Saturday, December 20, 2008

Review of "Between Two Worlds: Escape from Tyranny: Growing Up in the Shadow of Saddam" by Zainab Salbi

Salbi, an Iraqi who with her family was in the inner circle of "friends" of Saddam Hussein, doesn't tell you what two worlds she is between until near the end of Between Two Worlds: Escape from Tyranny: Growing Up in the Shadow of Saddam. But the reader can imagine many "two worlds" as they read this fascinating book.

In a way, Between Two Worlds is the coming-of-age story of a young girl growing up in a privileged family in a the 1980s. In another way, the book reveals the paradox of Saddam Hussein, a man who loved to party and loved having friends, yet partied and communed by coercion. While living a life that most Iraqis couldn't enjoy - cars, good schools, travel to Europe and the US - Salbi and her parents and relatives did so under a constant cloud of fear. Fear because their "special status" allowed them to stay in Iraq...and to live...because Saddam Hussein held them close as "friends" on his whim. Her father, Saddam's pilot for a while, at one point is asked to choose between being a pilot and friendship with Saddam because of a contrived slight. Fearing no answer was correct, he chose friendship, knowing that friendship would mean privilege but also fear. Her life, and that of her family, is an illusion of happiness, an "artificial life."

Throughout the book we see a young girl slowing realizing that Amo...Uncle...was not only leader of Iraq but a murderer, a rapist, a terrorist to his own people. A man who she "ultimately came to realize" did things "specifically designed to cause fear and hurt." She would realize the depth of this only after her mother marries her off at 20 to a much older Iraqi man living in the US...a brutal man she leaves after he rapes her. So now alone in the US when the first Gulf War (1991) pushes Saddam back out of Kuwait and starts a long decade of difficult times in Iraq, she starts to see life from another world.
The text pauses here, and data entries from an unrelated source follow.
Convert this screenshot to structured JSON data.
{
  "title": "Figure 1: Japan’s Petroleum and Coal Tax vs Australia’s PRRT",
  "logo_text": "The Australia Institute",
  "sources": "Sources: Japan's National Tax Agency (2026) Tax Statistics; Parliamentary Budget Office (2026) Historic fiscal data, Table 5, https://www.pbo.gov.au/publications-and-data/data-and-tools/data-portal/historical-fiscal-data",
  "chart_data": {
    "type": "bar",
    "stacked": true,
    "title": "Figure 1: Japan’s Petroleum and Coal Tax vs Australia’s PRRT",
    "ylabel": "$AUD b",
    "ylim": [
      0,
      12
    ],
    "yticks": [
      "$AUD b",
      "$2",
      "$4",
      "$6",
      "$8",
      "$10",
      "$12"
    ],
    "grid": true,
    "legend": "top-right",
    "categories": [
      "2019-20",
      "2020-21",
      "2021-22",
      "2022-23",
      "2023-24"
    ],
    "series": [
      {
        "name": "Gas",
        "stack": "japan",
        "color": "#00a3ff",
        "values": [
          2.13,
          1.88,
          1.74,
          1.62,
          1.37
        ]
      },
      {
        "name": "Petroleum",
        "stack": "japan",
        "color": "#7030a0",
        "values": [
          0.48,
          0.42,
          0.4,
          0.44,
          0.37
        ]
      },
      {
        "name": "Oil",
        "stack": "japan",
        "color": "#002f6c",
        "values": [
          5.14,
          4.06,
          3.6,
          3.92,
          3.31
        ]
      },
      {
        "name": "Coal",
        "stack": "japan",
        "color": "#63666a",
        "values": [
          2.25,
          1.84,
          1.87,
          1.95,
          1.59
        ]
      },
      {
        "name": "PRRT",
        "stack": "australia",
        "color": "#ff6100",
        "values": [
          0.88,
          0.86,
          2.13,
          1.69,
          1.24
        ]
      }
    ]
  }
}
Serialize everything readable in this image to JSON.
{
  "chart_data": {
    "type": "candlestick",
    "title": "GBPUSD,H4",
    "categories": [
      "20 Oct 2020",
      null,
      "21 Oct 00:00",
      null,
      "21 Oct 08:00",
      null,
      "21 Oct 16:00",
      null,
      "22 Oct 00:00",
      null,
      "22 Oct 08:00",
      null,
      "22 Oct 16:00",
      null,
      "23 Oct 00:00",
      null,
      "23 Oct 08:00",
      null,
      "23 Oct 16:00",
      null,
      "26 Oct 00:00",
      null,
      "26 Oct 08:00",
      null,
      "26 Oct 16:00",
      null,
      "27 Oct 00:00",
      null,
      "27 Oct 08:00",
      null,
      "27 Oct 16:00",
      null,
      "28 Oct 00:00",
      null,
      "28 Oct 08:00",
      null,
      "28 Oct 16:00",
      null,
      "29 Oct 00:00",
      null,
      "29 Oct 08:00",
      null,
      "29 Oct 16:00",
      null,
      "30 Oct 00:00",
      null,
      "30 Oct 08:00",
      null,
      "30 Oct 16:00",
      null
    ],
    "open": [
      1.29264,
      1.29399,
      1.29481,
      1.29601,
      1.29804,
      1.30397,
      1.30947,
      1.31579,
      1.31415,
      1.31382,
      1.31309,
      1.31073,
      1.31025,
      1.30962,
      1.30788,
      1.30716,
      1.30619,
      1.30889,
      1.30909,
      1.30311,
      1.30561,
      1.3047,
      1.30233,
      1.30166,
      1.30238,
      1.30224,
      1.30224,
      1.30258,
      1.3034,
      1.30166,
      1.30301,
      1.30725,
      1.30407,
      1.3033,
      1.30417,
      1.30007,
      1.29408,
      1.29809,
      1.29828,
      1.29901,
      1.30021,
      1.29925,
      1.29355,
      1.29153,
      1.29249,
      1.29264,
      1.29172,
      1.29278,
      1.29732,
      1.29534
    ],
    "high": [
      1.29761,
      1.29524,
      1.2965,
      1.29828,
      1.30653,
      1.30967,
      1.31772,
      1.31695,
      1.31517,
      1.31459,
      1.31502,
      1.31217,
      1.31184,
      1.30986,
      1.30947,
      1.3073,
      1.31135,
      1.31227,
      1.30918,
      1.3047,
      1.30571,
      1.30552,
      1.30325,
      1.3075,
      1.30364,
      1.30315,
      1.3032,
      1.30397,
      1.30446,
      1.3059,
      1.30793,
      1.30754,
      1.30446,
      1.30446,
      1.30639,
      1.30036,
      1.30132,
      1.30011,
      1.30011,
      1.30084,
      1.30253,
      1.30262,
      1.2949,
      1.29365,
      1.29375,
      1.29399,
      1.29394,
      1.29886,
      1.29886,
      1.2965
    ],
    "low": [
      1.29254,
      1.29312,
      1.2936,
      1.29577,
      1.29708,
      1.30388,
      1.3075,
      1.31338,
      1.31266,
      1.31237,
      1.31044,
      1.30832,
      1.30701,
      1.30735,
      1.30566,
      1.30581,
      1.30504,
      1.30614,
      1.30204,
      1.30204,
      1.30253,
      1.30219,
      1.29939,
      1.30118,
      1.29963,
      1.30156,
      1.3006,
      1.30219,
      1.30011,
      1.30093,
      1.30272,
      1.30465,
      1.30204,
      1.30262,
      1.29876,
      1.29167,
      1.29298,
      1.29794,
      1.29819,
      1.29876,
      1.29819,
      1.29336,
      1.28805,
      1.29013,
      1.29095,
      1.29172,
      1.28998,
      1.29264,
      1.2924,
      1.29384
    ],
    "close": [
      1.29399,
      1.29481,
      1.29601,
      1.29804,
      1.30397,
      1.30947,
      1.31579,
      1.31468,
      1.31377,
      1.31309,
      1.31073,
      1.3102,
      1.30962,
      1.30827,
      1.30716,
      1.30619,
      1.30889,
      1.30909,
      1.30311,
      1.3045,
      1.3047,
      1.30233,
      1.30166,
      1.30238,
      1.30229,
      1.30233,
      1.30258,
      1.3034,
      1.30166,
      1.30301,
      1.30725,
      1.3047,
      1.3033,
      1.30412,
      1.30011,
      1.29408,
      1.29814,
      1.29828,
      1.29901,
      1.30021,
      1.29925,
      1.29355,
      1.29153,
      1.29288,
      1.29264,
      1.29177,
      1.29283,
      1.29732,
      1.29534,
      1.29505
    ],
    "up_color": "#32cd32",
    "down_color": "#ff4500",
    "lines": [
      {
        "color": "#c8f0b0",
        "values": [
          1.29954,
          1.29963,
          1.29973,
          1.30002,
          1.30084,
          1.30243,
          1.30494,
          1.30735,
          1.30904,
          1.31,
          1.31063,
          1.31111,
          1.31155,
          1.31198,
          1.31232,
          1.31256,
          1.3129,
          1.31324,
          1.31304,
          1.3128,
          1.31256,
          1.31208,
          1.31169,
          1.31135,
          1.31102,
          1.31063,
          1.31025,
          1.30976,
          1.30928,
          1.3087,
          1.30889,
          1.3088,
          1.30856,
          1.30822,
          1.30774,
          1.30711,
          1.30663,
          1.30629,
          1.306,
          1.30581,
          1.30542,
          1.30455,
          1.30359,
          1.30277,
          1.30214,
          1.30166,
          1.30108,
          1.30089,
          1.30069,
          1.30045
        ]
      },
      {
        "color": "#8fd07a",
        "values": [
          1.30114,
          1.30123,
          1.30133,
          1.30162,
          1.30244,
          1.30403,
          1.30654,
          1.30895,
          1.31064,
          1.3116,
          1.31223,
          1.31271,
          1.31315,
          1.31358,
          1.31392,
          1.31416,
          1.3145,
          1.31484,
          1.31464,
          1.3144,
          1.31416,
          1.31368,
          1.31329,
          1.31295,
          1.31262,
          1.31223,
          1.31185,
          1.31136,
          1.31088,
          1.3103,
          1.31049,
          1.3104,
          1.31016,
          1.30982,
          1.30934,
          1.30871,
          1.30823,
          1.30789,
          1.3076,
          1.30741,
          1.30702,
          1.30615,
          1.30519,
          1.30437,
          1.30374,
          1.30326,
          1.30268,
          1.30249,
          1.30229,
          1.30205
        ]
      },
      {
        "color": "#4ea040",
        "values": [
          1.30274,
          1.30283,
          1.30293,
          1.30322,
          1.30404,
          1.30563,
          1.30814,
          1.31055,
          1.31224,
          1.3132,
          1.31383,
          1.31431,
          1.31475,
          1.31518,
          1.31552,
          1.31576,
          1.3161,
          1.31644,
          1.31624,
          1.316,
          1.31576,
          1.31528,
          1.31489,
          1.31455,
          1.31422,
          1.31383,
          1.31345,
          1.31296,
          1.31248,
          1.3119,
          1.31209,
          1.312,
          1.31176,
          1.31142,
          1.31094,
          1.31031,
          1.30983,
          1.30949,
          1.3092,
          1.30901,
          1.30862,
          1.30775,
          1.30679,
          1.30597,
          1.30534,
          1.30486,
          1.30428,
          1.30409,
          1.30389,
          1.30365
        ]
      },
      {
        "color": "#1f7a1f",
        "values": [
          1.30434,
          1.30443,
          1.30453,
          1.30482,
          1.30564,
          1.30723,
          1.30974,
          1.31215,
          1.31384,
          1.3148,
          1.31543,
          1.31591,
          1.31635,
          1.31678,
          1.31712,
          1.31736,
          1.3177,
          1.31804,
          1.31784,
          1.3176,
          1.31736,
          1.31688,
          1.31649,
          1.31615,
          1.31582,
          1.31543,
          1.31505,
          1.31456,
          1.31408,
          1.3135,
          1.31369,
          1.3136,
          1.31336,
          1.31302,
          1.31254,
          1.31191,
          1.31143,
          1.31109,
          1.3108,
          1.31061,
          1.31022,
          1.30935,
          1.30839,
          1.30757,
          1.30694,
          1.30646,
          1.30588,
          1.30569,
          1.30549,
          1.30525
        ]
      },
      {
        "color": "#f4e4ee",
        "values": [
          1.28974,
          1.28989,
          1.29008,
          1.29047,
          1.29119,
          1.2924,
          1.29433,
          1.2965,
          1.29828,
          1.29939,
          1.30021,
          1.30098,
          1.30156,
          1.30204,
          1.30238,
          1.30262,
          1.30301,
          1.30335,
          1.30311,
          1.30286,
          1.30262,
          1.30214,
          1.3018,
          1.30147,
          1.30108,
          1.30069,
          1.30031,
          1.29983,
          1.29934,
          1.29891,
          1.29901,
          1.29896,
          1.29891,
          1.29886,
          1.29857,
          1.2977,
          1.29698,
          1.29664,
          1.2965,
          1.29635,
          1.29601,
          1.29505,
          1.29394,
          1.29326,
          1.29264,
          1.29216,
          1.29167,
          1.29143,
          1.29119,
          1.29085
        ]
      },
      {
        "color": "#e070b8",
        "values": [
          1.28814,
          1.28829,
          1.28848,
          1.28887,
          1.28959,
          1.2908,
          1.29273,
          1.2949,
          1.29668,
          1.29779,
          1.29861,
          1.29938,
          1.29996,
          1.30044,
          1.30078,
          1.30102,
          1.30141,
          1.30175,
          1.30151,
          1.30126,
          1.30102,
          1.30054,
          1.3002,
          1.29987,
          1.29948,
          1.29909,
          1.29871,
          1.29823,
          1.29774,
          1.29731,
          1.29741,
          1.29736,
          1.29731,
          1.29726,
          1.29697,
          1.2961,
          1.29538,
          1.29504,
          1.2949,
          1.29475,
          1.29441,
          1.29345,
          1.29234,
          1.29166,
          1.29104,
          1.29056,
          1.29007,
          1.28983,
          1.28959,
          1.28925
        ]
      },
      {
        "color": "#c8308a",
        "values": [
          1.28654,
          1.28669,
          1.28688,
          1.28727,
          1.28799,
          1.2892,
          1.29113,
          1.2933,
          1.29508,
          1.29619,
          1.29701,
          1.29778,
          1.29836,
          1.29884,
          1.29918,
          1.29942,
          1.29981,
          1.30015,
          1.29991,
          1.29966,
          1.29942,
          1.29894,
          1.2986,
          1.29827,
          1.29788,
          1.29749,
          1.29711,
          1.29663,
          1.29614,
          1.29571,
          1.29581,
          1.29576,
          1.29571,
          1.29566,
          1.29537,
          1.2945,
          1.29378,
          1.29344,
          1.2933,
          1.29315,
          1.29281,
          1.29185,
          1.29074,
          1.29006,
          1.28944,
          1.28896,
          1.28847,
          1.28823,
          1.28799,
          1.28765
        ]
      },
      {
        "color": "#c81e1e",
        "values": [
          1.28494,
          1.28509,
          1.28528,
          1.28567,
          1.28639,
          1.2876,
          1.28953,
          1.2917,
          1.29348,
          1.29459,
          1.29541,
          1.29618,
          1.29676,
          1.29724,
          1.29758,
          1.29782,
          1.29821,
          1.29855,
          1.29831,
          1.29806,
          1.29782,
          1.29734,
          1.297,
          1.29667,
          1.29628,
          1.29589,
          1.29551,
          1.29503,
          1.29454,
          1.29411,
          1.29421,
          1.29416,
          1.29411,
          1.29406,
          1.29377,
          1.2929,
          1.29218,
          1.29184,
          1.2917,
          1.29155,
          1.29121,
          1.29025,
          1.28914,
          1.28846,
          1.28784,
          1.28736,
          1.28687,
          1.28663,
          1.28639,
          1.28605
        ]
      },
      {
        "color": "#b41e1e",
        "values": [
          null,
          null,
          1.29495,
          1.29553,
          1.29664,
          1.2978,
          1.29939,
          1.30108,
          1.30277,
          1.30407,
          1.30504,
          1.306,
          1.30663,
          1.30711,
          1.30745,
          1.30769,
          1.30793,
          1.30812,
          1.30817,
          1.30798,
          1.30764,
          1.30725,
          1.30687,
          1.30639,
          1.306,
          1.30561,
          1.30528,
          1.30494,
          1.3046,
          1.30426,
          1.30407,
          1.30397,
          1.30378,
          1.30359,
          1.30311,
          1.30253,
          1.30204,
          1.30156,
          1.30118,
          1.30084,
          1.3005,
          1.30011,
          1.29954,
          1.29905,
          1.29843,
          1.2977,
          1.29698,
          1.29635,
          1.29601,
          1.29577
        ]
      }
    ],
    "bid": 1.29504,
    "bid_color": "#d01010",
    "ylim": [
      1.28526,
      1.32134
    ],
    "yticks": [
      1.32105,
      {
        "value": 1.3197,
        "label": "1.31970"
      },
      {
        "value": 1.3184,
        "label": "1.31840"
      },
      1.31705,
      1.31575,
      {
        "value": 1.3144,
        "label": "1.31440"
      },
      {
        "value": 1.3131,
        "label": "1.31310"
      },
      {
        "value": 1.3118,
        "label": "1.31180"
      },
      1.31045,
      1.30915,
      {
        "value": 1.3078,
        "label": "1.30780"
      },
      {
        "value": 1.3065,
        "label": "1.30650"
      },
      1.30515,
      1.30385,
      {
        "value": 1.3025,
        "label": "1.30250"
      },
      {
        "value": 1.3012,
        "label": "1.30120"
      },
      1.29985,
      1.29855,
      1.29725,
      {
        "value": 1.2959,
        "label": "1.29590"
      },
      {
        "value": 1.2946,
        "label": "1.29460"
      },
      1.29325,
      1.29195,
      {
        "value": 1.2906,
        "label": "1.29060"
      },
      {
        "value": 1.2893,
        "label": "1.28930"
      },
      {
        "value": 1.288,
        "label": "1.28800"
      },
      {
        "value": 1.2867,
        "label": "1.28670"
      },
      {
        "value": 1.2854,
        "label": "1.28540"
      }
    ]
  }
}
To me, the focal chapter in this book is the one called "Becoming Zainab." Here she discovers real love and compassion, the pain of others, and her mission in life. She decides she must give back to the women who were abused physically and mentally. She begins Women for Women International and it becomes her passion as she travels to places like Bosnia and elsewhere to help women escaping from "rape camps" and other control methods often sanctioned by totalitarian governments. She fights against the idea that in some countries "violence against women was somehow expected."

She ends with "[b]etween the world of right-doing and the world of wrong-doing there is a meeting ground. There is a garden where women no longer need to whisper. I know it. Your real country is where you're heading, Mohammed said, not where you are."
I found this is be a powerful book. The earlier portions where she describes her childhood will appeal more to women readers than men, but men will in particular find the growing dread as she discovers more and more about the real "Amo." To both it provides a valuable insight into both Saddam's mind and the mind of a woman coming to understand how other woman are abused. A woman who dedicates her life now to helping other woman.

When I first saw Salbi's photo on the cover she seemed familiar. By the time I finished the book I felt I was beginning to know her.

I highly recommend this book. The insights are incredibly valuable as we face similar dictators...and similar abuses on other countries of this world.